The final price, and the fate of Snapdeal sale to Flipkart, now depends on negotiations between SoftBank Group and Tiger Global Management, the two largest shareholders in Snapdeal and Flipkart respectively, the people said. Apart from the proposed Snapdeal sale to Flipkart, SoftBank is separately in talks to invest in Flipkart and buy part of Tiger Global’s stake in the online retailer.

Flipkart and Snapdeal didn’t immediately respond to emails seeking comment.

The deal has hit hurdles right from the start. SoftBank has been pushing for a sale since March after Snapdeal lost out in the e-commerce war to Flipkart and Amazon India. Snapdeal co-founders Kunal Bahl and Rohit Bansal as well as two key Snapdeal shareholders, Kalaari Capital and Nexus Venture Partners, were initially opposed to a sale but SoftBank brought them around to pursuing the deal with Flipkart in May. Bahl, Bansal, Kalaari and Nexus are expected to receive cash payouts as part of the proposed deal.
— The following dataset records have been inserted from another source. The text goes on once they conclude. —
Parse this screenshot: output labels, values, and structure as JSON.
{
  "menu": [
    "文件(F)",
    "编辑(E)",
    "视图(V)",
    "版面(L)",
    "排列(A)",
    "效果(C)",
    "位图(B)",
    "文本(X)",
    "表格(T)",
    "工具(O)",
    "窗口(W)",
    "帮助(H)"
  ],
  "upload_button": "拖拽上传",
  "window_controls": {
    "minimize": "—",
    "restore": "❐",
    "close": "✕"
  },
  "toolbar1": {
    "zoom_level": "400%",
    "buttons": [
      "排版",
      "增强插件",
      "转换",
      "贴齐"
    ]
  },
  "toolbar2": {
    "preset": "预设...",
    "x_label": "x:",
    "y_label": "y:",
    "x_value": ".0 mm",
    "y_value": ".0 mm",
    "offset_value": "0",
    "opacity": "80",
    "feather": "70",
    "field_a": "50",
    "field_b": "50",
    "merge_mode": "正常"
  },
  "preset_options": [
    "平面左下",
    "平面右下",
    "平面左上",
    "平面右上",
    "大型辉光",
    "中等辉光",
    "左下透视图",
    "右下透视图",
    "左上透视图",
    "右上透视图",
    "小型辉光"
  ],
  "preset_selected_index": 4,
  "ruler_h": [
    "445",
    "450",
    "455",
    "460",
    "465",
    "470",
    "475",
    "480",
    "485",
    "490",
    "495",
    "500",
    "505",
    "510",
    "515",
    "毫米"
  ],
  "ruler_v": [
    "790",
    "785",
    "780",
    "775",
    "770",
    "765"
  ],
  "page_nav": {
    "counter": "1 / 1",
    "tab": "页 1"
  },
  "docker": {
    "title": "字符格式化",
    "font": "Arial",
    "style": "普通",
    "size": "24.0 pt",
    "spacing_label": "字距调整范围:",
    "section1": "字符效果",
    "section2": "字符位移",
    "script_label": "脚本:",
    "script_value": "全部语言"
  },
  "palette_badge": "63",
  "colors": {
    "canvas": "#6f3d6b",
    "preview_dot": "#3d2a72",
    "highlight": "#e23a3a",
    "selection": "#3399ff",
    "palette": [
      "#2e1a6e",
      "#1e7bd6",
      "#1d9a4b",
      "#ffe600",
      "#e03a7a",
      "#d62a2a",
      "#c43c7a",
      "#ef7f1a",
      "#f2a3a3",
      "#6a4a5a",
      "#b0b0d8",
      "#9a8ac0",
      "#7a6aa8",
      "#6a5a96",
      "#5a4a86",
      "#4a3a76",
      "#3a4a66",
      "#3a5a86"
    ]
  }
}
Then, there were other problems. Over the past few weeks, smaller shareholders in Snapdeal, including billionaire Azim Premji’s investment firm PremjiInvest, have written to the firm’s board, expressing unhappiness over the proposed sale.

If the deal goes through, it will be both the biggest-ever in India’s start-up business and the biggest distress sale. Ironically, the largest deal currently is Snapdeal’s $400 million purchase of Freecharge in April 2015. Paytm is now in talks to buy Freecharge for just $40-50 million, Mint reported on 11 May.

Snapdeal, which has raised nearly $2 billion in cash, hit a peak valuation of $6.5 billion in February 2016 when it received $50 million from investors.